しかし、ご案内の通り日本の上場実務はもっとずっと「(くそ)真面目」で「厳格」です
(法令で決めるか自主規制ルールで決めるか、等にもよるでしょうが)、一度決めたルールに違反した増資を行った会社が、上場審査をすんなりパスするとは思えないわけです。

設立初期の、まだ右も左もわからない時代に、そうした規制を知らずにaccreditedでもsophisticatedもない投資家から増資を受けてしまって、それを治癒する方法も無いというのでは、未上場段階でのその後の資金調達や公開実務に、多大な混乱を招くことになることが必至だと思います。

前述の例で、はじめはせいぜい数店舗のパン屋をやるつもりだったけど、後に、上場できるようなビジネスモデルに変貌していくということだって考えられるわけですから。

 

資産や年収など、金額ベースの要件が導入されるというのも怖いです。

アメリカに倣って、純資産1億円か年収2千万円超の人でないと「accredited」でない、といった制限が付けられたらどうでしょう?

前述の例の職場の先輩B氏が例えば、 年収800万円で、親からの遺産もあって貯金が3000万円あったとして、最も実力をよく知る後輩に500万円出資してやることが、そんなに悪いことでしょうか?

アメリカと日本では、おそらく、資産が分布している年齢層や、高額所得者の割合などが大きく異なるのではないかと思います。アメリカではそれくらいの金持ちはゴロゴロしていても、日本で、ベンチャーを志そうといった若者が、そうした要件を持った人に遭遇する確率はかなり減るのではないかと思います。

前述の記事では、アメリカでもこの要件が見直されたら、資金調達のプールは5割減になってしまうのではないか、といった懸念が示されています。

 

アメリカの「sophisticated」な投資家というのは、「私は十分リスク等を理解しています」といった紙にサインするだけのようですが、これでは詐欺を抑止する効果はなさそうです。

日本では、「○年以上の株式投資の経験」といった要件が細かく定められることも考えられますが、それも意味が無いと思います。
前述のとおり、日本証券業協会の方ですら、非上場株式の実務についてお詳しいとは思えないわけですから、上場株式の投資の経験等がいくらあっても しょうがない。

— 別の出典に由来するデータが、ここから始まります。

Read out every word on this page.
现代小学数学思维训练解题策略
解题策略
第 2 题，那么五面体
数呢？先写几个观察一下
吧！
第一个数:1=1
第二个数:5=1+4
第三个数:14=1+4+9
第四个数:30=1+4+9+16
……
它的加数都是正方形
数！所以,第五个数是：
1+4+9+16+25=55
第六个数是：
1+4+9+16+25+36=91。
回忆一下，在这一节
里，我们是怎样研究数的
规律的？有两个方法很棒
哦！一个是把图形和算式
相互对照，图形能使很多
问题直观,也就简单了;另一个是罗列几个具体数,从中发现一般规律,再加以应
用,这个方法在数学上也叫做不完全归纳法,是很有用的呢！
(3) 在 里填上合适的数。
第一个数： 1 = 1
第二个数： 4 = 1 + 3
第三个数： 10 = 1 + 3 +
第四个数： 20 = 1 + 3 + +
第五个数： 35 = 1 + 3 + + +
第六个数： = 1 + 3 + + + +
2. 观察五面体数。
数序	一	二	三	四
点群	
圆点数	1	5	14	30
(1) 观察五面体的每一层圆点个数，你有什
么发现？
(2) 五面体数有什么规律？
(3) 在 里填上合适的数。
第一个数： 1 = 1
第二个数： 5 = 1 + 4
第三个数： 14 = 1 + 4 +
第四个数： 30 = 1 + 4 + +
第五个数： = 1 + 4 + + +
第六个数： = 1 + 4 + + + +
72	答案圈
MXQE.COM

未上場株投資の経験がある人となると、ほとんどいなくなってしまうわけです。
また、上記の例であれば、「パン屋」というビジネスについて深く理解していることこそが、何より事業のリスクを理解することになるかも知れないわけです。

 

最後に、純資産1億円か年収2千万円超といった金額基準を設ければ、詐欺は防げるでしょうか?
日本で未公開株詐欺にあってる人は、貯金が300万円しかありませんといった人ではなく、まさにそうした資産をたくさん持っているような人なんじゃないでしょうか

 

結局、投資の本質は「事業の性質やリスクをよく理解しているか?」ということであり、未公開企業の事業の性質はバラバラであって、それを形式的な要件で定めるというのは極めて困難だし、形式的な要件が明確であれば詐欺師はそれをかいくぐり、不明確であれば投資の実務は混乱する、ということになります。

 

■日本に必要なのは、未公開株投資への規制ではなくサポートである

前述のとおり、未公開株式への投資というのはちゃんとやろうとすると極めてややこしいのですが、プロがこれに適法に関わることが非常に困難になっています。

本来、未公開株式の資金調達には、最も(上場株式よりもさらに)専門家のアドバイスが必要なのに、誰もタッチできないようになっているというのは本末転倒ではないでしょうか?

ベンチャー企業に必要なのは、(「資金」の「量」ではなく)、まさに、そうした的確なアドバイスや、交渉への援護射撃です。

例えばですが、こうした中堅中小企業の実務に関わる専門知識を持つ弁護士・税理士・公認会計士、第二種金融商品取引業や金融商品取引法63条の特例業務のベンチャーキャピタル等、できるだけ幅広い人を適格と考えて、ベンチャー企業の資金調達を大っぴらに手伝えるように(つまり「セーフハーバー」に)してやることで、日本のベンチャーの起業は活発化する可能性があるのではないでしょうか?

詐欺抑止効果には限度がありますが、専門家が企業の増資に立ち会うことが常態となれば、適正なファイナンスが実行される度合いは高まるのではないかと思います。
それぞれの職業における法律や倫理規定等とも照らし合わせる必要がありますが、いい手である可能性があるのではないかと思います。